Amiloride moderates increased gut permeability and diminishes mesenteric lymph-mediated priming of neutrophils in trauma/hemorrhagic shock.

BACKGROUND: Amiloride, an inhibitor of Na+/H+ exchangers and Na+ channels has been shown recently to ameliorate both gut and lung injury in rats subjected to a combined insult of trauma and hemorrhagic shock (T/HS). We have shown previously that mesenteric lymph duct ligation prevents T/HS-induced lung endothelial injury and neutrophil activation, suggesting that toxic inflammatory factors originating from the gut and carried in the lymph are responsible for the lung injury observed after T/HS. This study investigates whether the protective effect of amiloride against T/HS-induced lung injury was associated with decreased lymph toxicity and gut permeability. METHODS: Male rats subjected to trauma (laparotomy) plus hemorrhagic shock (mean arterial pressure, 30 mm Hgx90 min) (T/HS) or trauma plus sham shock (T/SS) and treated with amiloride or its vehicle had their mesenteric lymph duct catheterized.
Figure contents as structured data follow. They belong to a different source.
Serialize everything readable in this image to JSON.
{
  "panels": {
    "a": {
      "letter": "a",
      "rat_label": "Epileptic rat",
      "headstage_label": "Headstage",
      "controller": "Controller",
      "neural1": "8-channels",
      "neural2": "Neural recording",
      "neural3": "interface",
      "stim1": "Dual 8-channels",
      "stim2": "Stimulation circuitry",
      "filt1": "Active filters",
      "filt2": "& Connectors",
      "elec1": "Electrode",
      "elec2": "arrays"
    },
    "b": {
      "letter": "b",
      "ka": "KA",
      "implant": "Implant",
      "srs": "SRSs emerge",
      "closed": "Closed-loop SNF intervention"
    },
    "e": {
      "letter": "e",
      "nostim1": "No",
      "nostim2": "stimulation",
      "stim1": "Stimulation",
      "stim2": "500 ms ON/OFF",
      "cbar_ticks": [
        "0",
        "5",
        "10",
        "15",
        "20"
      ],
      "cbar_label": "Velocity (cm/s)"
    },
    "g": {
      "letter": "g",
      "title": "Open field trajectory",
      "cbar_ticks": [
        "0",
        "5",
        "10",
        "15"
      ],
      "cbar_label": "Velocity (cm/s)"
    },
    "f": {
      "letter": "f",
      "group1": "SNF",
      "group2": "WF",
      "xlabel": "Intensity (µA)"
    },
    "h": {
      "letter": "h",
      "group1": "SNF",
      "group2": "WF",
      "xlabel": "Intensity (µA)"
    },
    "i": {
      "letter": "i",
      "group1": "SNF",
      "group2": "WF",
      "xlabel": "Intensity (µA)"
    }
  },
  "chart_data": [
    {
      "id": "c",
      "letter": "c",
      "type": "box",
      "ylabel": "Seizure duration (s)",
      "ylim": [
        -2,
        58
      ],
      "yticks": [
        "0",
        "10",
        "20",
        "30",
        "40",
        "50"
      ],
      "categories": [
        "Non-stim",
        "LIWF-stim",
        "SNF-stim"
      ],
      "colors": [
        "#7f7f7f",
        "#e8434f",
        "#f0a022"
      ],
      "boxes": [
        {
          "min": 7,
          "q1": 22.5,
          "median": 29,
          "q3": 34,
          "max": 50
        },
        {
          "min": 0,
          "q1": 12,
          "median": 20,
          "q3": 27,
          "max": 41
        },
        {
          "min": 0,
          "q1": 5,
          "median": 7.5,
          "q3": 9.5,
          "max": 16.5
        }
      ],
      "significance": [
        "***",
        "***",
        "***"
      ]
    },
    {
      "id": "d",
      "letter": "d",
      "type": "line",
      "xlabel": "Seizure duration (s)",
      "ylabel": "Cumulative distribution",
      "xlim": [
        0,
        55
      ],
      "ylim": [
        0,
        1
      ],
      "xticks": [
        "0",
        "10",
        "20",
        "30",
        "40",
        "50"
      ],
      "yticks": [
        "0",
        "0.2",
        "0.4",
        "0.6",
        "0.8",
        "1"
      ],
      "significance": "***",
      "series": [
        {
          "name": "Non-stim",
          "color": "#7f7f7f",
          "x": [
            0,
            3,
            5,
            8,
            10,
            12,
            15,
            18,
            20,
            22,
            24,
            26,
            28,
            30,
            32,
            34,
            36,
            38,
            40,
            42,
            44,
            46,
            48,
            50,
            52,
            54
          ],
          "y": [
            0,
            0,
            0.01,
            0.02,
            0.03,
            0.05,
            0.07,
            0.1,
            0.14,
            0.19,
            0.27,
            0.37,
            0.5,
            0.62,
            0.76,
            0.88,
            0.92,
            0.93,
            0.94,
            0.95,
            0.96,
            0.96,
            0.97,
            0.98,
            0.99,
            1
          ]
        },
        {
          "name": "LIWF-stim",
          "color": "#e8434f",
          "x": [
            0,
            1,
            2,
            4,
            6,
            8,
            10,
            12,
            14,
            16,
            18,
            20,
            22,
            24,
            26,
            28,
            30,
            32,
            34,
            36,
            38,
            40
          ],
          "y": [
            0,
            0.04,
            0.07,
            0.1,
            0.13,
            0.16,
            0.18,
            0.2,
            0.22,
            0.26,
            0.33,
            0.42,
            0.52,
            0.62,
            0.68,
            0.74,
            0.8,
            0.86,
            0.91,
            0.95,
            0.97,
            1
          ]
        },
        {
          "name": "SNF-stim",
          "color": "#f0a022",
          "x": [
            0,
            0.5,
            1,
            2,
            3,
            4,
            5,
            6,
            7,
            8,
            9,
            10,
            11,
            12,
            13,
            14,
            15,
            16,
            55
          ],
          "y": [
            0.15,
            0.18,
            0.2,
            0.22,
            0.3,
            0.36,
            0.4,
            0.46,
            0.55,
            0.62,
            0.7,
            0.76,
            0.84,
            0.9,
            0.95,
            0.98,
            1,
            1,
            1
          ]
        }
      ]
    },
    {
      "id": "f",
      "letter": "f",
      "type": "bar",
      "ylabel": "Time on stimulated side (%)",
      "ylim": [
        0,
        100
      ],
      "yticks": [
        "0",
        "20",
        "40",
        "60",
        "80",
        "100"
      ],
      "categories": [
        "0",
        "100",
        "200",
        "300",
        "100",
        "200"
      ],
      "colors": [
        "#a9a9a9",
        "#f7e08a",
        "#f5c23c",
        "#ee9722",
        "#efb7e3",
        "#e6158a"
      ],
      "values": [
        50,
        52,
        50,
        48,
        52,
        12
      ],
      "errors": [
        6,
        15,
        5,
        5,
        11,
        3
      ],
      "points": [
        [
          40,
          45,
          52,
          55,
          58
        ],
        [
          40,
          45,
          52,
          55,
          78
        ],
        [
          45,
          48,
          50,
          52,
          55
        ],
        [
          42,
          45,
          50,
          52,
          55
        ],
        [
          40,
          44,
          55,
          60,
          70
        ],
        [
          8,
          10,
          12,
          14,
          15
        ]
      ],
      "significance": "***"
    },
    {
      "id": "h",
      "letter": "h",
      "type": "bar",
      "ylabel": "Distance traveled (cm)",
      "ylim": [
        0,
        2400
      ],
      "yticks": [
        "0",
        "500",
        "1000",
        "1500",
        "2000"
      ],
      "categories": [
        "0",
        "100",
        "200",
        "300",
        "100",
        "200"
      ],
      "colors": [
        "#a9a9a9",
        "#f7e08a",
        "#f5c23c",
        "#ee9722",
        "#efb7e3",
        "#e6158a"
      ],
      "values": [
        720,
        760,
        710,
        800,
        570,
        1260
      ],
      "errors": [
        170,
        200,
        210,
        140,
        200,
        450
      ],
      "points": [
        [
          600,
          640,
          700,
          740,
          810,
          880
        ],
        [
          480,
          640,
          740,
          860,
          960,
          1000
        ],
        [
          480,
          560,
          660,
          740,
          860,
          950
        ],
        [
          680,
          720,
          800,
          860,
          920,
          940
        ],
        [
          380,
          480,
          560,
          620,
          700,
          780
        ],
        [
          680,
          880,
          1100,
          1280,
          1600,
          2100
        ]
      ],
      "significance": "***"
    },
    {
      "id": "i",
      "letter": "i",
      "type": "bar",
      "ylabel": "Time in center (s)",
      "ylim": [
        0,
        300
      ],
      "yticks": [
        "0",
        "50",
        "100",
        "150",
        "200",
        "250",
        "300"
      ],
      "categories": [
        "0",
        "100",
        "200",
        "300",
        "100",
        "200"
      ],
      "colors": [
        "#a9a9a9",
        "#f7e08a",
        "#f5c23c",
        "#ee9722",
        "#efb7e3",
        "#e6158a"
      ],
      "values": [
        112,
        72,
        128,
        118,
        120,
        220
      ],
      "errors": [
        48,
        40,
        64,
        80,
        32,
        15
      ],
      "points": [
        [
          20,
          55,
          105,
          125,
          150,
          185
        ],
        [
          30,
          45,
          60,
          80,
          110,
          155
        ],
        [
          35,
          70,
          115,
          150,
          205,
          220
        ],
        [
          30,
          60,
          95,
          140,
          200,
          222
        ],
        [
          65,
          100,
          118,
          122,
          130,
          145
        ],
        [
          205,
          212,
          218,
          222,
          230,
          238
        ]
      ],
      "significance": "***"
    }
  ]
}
Mesenteric lymph collected before and after shock was assayed for biologic activity on endothelial cells (cytotoxicity and permeability) and neutrophils (respiratory burst activity). Gut permeability was assessed by monitoring plasma concentrations of the fluorescent dye FITC-dextran after its injection into the ileum. RESULTS: Amiloride administration reduced the capacity of post-shock mesenteric lymph to prime neutrophils for an increased respiratory burst. Amiloride failed to decrease the ability of mesenteric lymph to kill endothelial cells or increase their permeability. Amiloride decreased gut permeability. CONCLUSIONS: The mechanisms of the lung protective effect of amiloride in rats undergoing T/HS may be secondary to decreased neutrophil activation, diminished gut permeability, or an effect on the end organ.